KYKY: Вы верите в то, что может начаться третья мировая война?
В. М.: Мы куда ближе к ней, чем 20 лет назад. А если внимательно посмотреть «Россия 24», получаешь ощущение, что она уже идет. Те приемы, которые используются там для рассказа про другие страны, раньше практиковались только во время боевых действий. Но и в остальном – все те места, куда раньше телезрители ездили на отдых, теперь источают беспокойство. Египет, Турция, Крым – в раю нынче взрывают.
KYKY: Если бы у вас была возможность что-либо изменить в белорусской культуре, в любых ее сферах, какие бы вы предприняли шаги?
В. М.: Переподчинил бы литературу Министерству культуры. Сейчас книгами и писателями занимается Мининформ, да, представьте себе! Провел бы реформу, после которой Минкульт стал бы антрепренером белорусской культуры, а не регулятором, ограничивающим ее. Отменил бы концертные удостоверения. Отменил бы черные списки – и не надо говорить, что их нет, спросите у Винсента или Михалка. Ввел бы аналог Польского Института или Института Гете, который бы занимался промоуцией белорусских достижений за границей. Занялся бы переводом классики на белорусский, чтобы шедевры мировой прозы приходили к нам без посредничества русского языка. Переосмыслил бы бюджет, перенаправив бы на культуру средства тех хоккейных клубов, которые не приносили Беларуси побед последние 10 лет. Далее я постарался бы пересмотреть приоритеты, поскольку считаю странной ситуацию, в которой «Виртуозы Москвы» выступают под эгидой и при поддержке белорусского Министерства культуры, а замечательная, очень тонкая по звучанию группа Vuraj Министерством культуры не опекается. Первые – россияне, вторые – белорусы. Это нормально, скажите?

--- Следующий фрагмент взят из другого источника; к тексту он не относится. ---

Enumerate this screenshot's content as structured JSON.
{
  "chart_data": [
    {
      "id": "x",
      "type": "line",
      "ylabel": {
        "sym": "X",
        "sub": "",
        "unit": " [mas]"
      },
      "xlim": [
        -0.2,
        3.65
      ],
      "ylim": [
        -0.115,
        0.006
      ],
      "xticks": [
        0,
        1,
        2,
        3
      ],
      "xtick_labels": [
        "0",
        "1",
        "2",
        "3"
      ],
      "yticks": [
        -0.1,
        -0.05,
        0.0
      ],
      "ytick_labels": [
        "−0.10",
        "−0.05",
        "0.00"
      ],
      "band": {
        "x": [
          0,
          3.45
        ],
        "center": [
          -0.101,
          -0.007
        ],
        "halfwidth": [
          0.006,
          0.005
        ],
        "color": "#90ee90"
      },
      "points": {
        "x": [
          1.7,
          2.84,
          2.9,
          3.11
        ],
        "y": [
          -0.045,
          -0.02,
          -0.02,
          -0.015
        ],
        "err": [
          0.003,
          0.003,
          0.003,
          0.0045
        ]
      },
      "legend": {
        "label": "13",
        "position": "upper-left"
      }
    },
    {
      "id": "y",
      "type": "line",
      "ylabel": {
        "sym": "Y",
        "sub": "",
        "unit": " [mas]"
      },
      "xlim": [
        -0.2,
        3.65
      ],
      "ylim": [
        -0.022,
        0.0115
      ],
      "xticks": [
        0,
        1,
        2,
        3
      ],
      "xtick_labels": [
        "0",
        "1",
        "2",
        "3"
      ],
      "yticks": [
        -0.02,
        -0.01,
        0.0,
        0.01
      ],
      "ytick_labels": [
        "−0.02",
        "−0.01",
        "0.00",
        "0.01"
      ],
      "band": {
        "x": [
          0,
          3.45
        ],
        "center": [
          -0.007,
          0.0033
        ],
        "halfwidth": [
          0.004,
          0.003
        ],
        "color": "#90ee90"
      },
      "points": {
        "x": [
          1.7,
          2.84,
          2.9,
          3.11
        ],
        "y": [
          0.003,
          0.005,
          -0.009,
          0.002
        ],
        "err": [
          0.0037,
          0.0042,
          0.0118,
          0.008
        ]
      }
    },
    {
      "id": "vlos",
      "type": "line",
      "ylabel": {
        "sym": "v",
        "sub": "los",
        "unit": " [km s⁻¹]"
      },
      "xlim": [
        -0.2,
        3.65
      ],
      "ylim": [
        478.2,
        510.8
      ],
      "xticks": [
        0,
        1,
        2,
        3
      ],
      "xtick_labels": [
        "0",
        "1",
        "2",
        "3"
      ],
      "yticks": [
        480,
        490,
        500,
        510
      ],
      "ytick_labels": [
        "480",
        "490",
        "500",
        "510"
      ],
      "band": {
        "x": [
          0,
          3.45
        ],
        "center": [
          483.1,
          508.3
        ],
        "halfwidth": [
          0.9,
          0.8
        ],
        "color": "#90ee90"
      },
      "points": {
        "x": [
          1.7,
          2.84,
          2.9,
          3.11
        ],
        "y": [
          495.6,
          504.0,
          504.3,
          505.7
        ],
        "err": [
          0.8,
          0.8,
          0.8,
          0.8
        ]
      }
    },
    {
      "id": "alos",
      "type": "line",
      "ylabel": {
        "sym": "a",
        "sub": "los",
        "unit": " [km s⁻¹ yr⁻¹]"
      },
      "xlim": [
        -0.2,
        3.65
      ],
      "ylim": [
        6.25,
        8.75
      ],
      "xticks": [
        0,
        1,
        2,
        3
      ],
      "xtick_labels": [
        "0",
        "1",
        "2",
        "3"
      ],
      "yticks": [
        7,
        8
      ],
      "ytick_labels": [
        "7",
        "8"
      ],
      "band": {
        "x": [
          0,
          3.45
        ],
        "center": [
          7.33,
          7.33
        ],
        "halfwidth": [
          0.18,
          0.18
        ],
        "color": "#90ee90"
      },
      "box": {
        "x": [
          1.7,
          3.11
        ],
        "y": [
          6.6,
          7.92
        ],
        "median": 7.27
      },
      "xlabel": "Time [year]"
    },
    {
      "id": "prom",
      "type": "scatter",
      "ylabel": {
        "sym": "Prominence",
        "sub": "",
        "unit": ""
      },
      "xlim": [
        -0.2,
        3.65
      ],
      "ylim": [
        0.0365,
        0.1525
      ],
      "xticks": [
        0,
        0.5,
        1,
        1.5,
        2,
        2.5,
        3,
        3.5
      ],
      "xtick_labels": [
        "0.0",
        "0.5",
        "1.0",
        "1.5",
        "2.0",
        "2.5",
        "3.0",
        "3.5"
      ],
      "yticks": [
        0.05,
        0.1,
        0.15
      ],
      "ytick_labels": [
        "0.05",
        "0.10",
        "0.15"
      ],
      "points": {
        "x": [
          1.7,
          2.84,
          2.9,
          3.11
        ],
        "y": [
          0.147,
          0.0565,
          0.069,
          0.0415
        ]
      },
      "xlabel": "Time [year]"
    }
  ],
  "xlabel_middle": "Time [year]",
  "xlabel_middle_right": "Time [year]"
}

KYKY: Должна ли вообще сфера культуры регулироваться государством, если должна, то в чем именно?
В. М.: Не так, как она регулируется у нас. В нынешний момент регуляция заключается в том, что все хорошее финансируется краудфандингом, а налоговые деньги идут на какую-то муть. Мы все были удивлены тому, как Дробыш готовил Ivan к «Евровидению» – причем тут странно все: и Дробыш, и орден Скарыны, и номер – всё! При этом людей, которые действительно рвут площадки, обладают вкусом и могли бы предопределить облик национальной высокой культуры, к зрителю не пускают. Почитайте про судьбу Валентина Елизарьева. Государство сейчас присутствует везде, где оно присутствовать не должно, и не присутствует там, где оно обязано находиться. Тут вот в чем проблема. Я не могу вспомнить, что хорошего, допустим, за последние пять лет сделало Министерство культуры. Ну, кроме перепутанных гродненской культурной вертикалью Коласа и Купалы – что тоже, кстати, симптом. Классику у Ратуши? Так это не они! «Мирум»? Снова не они! Выставку Шагала в 2012-м, на которой впервые минчане увидели живопись соотечественника? Так это «Белгазпромбанк»! Как и «Осенний салон», Бакст, «Художники парижской школы»… Может, фильм был какой? Или книга написана с их помощью? Или может Алексиевич Нобелевскую премию дали благодаря нашему государству? Взяли бы, ей богу, моду каждый год вручать одну премию за духовное возрождение автору прозы – был бы хоть какой-то прок.
В стране есть классные музыканты – Vinsent, Вольский, Михалок, Войтюшкевич, и есть десятки тысяч людей, которые хотят их слушать, а роль отдела культуры заключается в том, чтобы периодически не пускать этих музыкантов к публике.
Мне кажется эта роль ненормальной. Роль должна была заключаться в том, чтобы эти музыканты пели, чтобы их слушали, чтобы та музыка, которую они создают, была белорусской, а не русской или украинской.
KYKY: Что вы говорите людям о Беларуси, которые ее знают очень слабо, либо вообще не знают?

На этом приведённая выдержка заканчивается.